L’art numérique, une interface entre deux univers

12 avr. 2021
L’art numérique, une interface entre deux univers

Article en Français
Auteur: Pablo Chimienti

Le festival Multiplica est de retour avec le deuxième week-end de sa programmation 2021 les vendredi 16 et samedi 17 avril. Son objectif, comme le précise le site internet des Rotondes, est de démystifier la « société digitalisée d’aujourd’hui à travers des œuvres numériques, des rencontres et des ateliers participatifs ». Une manifestation totalement dans le principe des lieux et de ses « Explorations culturelles » qui propose cette année sa troisième édition après une première soirée en 2015 suivie de deux éditions biennales en 2017 et 2019.

« Cette année nous avions prévu une troisième édition comme les précédentes, sur trois jours le dernier week-end de février.
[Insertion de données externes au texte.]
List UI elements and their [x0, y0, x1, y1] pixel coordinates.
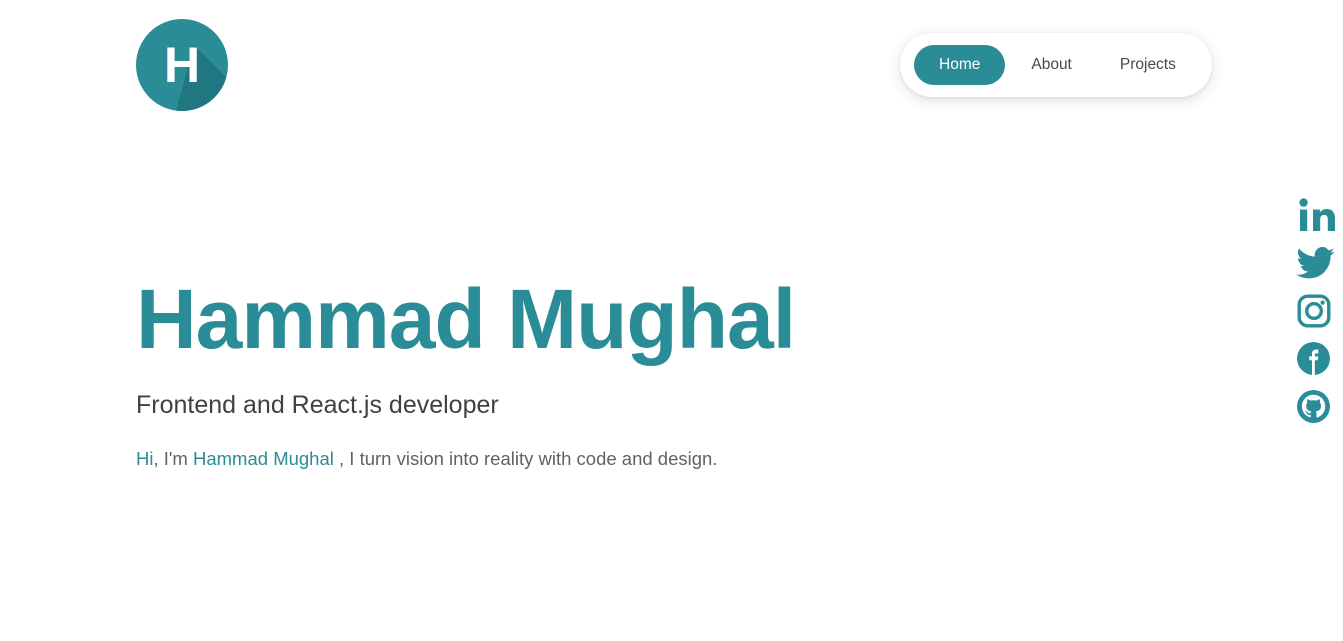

À cause de la situation sanitaire, nous avons préféré répartir la programmation sur quatre week-ends pour garder une certaine flexibilité sachant que nous avons des artistes qui viennent de l’étranger », explique son programmateur, Yves Conrardy, responsable programme socioculturel et événementiel des Rotondes.
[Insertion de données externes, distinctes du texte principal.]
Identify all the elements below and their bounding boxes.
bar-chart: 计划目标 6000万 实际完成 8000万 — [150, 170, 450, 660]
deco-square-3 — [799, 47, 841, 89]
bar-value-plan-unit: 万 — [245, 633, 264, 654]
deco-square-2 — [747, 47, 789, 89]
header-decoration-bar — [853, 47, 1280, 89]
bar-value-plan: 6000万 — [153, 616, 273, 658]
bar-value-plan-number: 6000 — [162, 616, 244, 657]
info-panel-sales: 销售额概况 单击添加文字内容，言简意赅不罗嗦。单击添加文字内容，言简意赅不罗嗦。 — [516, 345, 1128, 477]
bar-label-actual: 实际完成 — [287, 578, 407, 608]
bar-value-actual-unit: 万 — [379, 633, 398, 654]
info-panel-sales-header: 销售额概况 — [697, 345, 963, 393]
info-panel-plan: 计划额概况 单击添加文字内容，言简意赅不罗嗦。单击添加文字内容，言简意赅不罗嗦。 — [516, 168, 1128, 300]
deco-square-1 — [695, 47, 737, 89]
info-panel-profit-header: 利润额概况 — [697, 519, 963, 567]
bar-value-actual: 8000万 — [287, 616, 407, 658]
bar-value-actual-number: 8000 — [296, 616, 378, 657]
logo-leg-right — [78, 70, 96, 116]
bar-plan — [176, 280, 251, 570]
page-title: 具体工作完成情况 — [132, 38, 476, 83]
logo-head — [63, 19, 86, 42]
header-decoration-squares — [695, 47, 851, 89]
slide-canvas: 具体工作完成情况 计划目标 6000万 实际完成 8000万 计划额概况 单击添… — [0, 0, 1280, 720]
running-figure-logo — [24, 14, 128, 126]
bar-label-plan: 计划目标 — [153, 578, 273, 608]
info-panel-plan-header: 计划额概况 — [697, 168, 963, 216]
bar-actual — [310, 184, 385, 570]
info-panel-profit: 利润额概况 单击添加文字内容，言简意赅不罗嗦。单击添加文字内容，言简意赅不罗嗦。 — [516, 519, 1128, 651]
Le festival est une des rares manifestations – « une trentaine dans le monde » – entièrement dédié aux « arts et réalités numériques ». De quoi s’agit-il ? « L’art numérique est simplement de l’art fait à partir d’un moyen technologique, numérique. Autrement dit à travers un ordinateur, une software ou un codage » explique le responsable, et d’ajouter : « Après, c’est un terrain très vaste et difficile à résumer, tellement il y a de bifurcations possibles ! »

LVD © Frederick Thompson 

Simple, basique. Mais la définition nous laisse sur notre faim - du coup, nous sommes allés voir du côté de Wikipedia. « L'art numérique désigne un ensemble varié de catégories de création utilisant les spécificités du langage et des dispositifs numériques, ordinateur, interface ou réseau. Il s'est développé comme genre artistique depuis la fin des années 1950. Portée par la puissance de calcul de l'ordinateur et le développement d'interfaces électroniques autorisant une interaction entre le sujet humain, le programme et le résultat de cette rencontre, la création numérique s'est considérablement développée en déclinant des catégories artistiques déjà bien identifiées. En effet, des sous-catégories spécifiques telles que la « réalité virtuelle », la « réalité augmentée », « l’art génératif », « l’art interactif », « l’intelligence artificielle » viennent compléter les désignations techniques du Net-art, de l'imagerie numérique ou de l'art robotique » nous dit l’encyclopédie libre sur internet. Un terrain vaste et divers donc, dont Multiplica, « ne montre qu’un toute petite partie » note Yves Conrardy.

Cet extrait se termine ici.